510. Avant d'examiner la responsabilité du gérant de société en difficulté ou en faillite, il nous paraît utile de tenter de définir ce qu'est l'entreprise en difficulté.

En effet, si tout le monde sait quand une société est en faillite, il en va tout autrement d'une entreprise qui se trouve en difficulté.

Comme l'ont déjà relevé d'éminents auteurs, cette notion a «un caractère très imprécis»258.

Plutôt que de parler de difficulté, il nous paraît plus utile, comme l'a d'ailleurs fait le législateur en 1997 lorsqu'il a réformé le droit du concordat judiciaire et de la faillite, de parler de discontinuité259.
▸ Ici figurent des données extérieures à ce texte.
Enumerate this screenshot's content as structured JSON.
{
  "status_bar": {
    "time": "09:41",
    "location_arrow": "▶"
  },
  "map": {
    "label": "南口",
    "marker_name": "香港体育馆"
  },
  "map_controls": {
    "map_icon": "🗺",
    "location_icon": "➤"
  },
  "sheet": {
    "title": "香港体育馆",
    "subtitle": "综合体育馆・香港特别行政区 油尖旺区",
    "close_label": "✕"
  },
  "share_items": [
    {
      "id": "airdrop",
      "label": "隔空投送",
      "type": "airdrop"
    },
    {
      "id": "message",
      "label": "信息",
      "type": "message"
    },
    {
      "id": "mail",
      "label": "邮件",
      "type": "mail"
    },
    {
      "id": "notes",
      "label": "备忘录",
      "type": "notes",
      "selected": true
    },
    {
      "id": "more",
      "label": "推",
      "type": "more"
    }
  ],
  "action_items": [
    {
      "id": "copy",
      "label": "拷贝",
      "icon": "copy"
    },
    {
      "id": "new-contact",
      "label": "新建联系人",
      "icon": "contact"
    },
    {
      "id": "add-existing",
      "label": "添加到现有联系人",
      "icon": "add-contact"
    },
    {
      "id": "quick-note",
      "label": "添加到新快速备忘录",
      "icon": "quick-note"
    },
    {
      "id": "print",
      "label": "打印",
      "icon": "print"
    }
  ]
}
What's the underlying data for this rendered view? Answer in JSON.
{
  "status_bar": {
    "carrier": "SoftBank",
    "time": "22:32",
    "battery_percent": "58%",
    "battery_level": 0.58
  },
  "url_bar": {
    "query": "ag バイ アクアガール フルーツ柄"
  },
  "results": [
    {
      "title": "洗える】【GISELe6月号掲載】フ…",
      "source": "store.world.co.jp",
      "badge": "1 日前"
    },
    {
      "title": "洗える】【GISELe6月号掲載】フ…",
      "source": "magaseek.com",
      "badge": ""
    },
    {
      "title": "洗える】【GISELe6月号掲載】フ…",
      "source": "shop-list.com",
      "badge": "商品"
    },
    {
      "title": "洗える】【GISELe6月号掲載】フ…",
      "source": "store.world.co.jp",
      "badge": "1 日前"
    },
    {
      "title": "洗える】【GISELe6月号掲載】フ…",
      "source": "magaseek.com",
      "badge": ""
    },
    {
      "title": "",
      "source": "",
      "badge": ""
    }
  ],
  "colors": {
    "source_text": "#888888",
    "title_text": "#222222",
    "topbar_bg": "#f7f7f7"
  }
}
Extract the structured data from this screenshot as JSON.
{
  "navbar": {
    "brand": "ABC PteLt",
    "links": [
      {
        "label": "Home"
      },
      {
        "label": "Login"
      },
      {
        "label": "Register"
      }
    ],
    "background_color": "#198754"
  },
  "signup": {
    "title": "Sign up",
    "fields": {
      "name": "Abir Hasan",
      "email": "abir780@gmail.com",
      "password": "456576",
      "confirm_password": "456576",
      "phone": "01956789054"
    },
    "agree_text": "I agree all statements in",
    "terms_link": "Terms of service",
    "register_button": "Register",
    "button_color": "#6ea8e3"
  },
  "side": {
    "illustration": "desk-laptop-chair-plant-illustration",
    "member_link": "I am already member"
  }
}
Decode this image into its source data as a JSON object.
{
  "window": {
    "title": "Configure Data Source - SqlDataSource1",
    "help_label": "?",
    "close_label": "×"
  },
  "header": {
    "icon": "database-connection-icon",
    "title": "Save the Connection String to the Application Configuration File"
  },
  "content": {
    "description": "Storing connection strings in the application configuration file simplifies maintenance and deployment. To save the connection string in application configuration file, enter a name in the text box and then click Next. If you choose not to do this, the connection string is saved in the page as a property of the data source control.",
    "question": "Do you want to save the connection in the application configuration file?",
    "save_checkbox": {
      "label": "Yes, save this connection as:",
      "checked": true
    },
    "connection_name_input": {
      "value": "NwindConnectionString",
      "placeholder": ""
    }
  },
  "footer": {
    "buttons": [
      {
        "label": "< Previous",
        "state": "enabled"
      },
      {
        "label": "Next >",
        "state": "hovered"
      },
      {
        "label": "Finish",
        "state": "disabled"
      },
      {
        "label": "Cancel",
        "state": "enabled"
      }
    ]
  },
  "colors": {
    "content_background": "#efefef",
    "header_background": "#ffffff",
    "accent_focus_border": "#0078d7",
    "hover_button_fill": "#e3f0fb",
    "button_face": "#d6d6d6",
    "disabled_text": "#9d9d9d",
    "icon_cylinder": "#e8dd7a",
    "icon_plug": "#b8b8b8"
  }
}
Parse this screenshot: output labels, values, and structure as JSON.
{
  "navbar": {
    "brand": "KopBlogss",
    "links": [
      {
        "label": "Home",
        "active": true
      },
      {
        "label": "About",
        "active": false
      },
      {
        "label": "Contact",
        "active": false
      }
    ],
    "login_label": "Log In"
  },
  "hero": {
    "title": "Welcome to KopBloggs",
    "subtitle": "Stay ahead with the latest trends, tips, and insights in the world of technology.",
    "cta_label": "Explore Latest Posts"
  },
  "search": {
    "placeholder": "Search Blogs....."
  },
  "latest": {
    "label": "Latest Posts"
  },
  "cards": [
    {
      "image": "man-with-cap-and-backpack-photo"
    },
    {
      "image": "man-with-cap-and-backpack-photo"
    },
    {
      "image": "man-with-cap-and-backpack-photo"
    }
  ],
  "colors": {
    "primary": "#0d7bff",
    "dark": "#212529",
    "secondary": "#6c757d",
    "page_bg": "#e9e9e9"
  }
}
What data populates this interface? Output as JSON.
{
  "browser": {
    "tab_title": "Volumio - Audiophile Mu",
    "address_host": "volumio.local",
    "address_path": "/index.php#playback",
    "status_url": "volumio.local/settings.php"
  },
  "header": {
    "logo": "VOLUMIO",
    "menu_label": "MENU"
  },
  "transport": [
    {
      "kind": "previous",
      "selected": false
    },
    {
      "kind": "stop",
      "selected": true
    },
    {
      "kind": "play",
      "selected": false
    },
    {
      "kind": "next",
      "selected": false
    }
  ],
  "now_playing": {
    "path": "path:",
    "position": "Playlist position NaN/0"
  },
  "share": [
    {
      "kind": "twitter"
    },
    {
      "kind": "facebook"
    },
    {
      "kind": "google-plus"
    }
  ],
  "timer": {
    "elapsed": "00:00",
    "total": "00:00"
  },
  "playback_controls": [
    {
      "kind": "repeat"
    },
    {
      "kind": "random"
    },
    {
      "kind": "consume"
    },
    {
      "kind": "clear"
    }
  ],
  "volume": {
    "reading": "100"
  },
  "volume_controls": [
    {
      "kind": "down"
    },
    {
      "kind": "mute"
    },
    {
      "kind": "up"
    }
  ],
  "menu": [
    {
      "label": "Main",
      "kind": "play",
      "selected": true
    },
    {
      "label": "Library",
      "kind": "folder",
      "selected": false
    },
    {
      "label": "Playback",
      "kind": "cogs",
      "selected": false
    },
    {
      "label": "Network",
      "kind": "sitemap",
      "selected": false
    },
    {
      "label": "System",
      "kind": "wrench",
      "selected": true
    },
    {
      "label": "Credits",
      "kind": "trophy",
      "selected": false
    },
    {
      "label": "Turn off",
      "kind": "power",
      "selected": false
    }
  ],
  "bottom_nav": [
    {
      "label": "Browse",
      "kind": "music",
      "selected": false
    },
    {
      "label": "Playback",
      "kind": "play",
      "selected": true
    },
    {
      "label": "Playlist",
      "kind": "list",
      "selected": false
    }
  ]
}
Si selon le législateur de 1997, la faillite devait être «réservée aux situations fatales, désespérées», «le concordat constituera (...) un cadre dans lequel les entreprises en difficulté auront la possibilité de se redresser de manière durable, grâce à des mesures adéquates»260.

C'est grâce notamment à cette nouvelle législation que les juristes ont pris en compte l'enseignement des économistes et ont compris qu'il fallait agir plus tôt que face à la seule situation de cessation de paiements et d'ébranlement de crédit. La société est en difficulté dès qu'elle entre dans une «zone grise d'incertitude».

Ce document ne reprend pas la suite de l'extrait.